The professor from Massachusetts Institute of Technology, whose radical impact on linguistics is known as "the Chomskyan revolution," is often said to be without peer in his field. While he has not had an equal impact on foreign policy, he is considered no less radical in his criticism of the United States, particularly its policies in the Middle East, Central America and other parts of the Third World. And as a Jew, he has offended some members of the American Jewish community for his support of Palestinian self-determination and his criticism of Israel.
"He's a very provocative person. We wanted to put him with some people in the community who have access to resources and can impact change," said Mary Brent Wehrli, executive director of the Southern California Ecumenical Council's task force on Central America, explaining the invitation to the heated discussion of U.S. Central America policies at businessman Leo Wyler's mansion. "We hope that he will provoke them."
For the Record
Los Angeles Times Wednesday February 3, 1988 Home Edition View Part 5 Page 2 Column 1 View Desk 1 inches; 12 words Type of Material: Correction
The photo of Noam Chomsky on Page 1 of Monday's View section was by Marianna Diamos.
The task force got its wish.
Chomsky's charges that U.S. government policies were connected to interests of the corporate elite so infuriated some of the 40 mostly wealthy guests seated around Wyler's massive fireplace that at one point the discussion deteriorated into shouted accusations and interruptions.
One man yelled out that he'd bet $100 that one of Chomsky's claims about National Security Council policy would turn out to be "a lie." ("I'll take that bet," actor Ed Asner called out.)
"You do yourself a great disservice," Harold Willens told Chomsky in the middle of it all. A longtime peace activist and frequent critic of government policy himself, Willens, the host along with Wyler, Fred Nicholas and UC Regent Stanley Sheinbaum, did not directly question Chomsky's allegations. Instead, he took on the great linguistic theorist for his language.
"You don't say it very well. Your language isn't precise enough or fair enough," Willens said.
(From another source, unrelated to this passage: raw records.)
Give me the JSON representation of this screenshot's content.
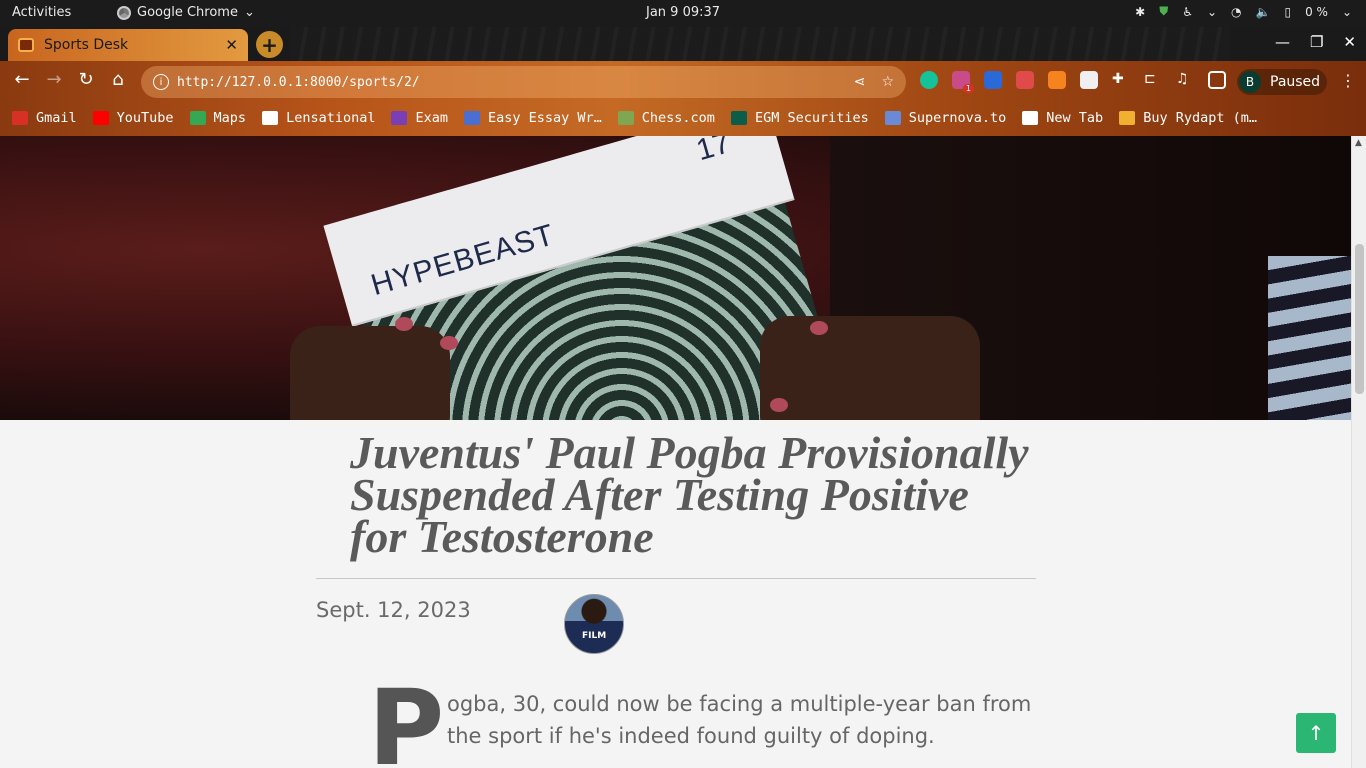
{
  "system_bar": {
    "activities": "Activities",
    "app_name": "Google Chrome",
    "clock": "Jan 9  09:37",
    "battery": "0 %"
  },
  "browser": {
    "tab_title": "Sports Desk",
    "url": "http://127.0.0.1:8000/sports/2/",
    "profile_initial": "B",
    "profile_status": "Paused",
    "extension_badge": "1"
  },
  "bookmarks": [
    {
      "label": "Gmail",
      "color": "#d93025"
    },
    {
      "label": "YouTube",
      "color": "#ff0000"
    },
    {
      "label": "Maps",
      "color": "#34a853"
    },
    {
      "label": "Lensational",
      "color": "#ffffff"
    },
    {
      "label": "Exam",
      "color": "#7b3fb5"
    },
    {
      "label": "Easy Essay Wr…",
      "color": "#4a6fd0"
    },
    {
      "label": "Chess.com",
      "color": "#7fa650"
    },
    {
      "label": "EGM Securities",
      "color": "#0c5c4a"
    },
    {
      "label": "Supernova.to",
      "color": "#6a8ad8"
    },
    {
      "label": "New Tab",
      "color": "#ffffff"
    },
    {
      "label": "Buy Rydapt (m…",
      "color": "#f0b030"
    }
  ],
  "article": {
    "hero_magazine_brand": "HYPEBEAST",
    "hero_magazine_issue": "17",
    "title": "Juventus' Paul Pogba Provisionally Suspended After Testing Positive for Testosterone",
    "date": "Sept. 12, 2023",
    "dropcap": "P",
    "body_first": "ogba, 30, could now be facing a multiple-year ban from the sport if he's indeed found guilty of doping.",
    "author_shirt_text": "FILM"
  },
  "colors": {
    "accent_green": "#2bb673",
    "headline": "#5a5a5a"
  }
}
Reporting Called One-Sided
The eruption came during an exchange over Chomsky's view that the U.S. media was reporting Nicaragua's abuses and deficiencies in democracy and not reporting in any depth its social reforms--particularly as compared with Honduras, El Salvador and Guatemala. The media, he said, were part of an elite consensus regarding the U.S. right to contain Nicaragua and a debate only over how it should be contained.
His charges came as no surprise to some in the room who tended to agree with him. Others seemed reluctant to believe him or genuinely confused about his implications.
Several angrily took him on for implying they had let themselves be "hoodwinked" and were "sitting back and being led" by such a group. They accused him of "unbridled bias," overstatement, dogmatism and of having "a shockingly closed mind for an intellectual." One woman started a hurt and angry reproach by calling out, "Why do you live here?"
"This is my country. I'd like to improve it," he replied.
Pushed Too Far
Later, when they broke for coffee and dessert, some flocked to him for more discussion, others kept their distance.
Privately, Willens expressed disappointment that Chomsky had talked down to the group and said that someone with such an iconoclastic point of view should become a better communicator.
Had Chomsky only talked of specific Central American issues such as the Arias peace accords and aid to the Contras, Wyler's daughter Barbara said afterwards, the guests would have left agreeing with him and his denunciation of U.S. policy.
"But he was pushing people farther than that," she said. A supporter of the task force and a grass-roots organizer on peace and justice issues, Barbara Wyler had hoped Chomsky would shake them up.
Instead, she said of those he had offended, "it was as if they had been told there was no Santa Claus."
Doesn't Seek to Offend
Noam Chomsky--take him or leave him. He does not seek to offend people, he says, but he will neither apologize nor accommodate.
"I'm no diplomat," he said with a shrug and a small smile the following morning over a bowl of granola at the UCLA Guest House.
It is one of the more non-controversial and undisputed statements he makes.
At 59, Chomsky is a slightly built man who has the facade of a mild-mannered professor--glasses, sandy, slightly unruly hair, a fleeting grin--right down to the rumpled cords, rolled up shirt sleeves and tweed jacket.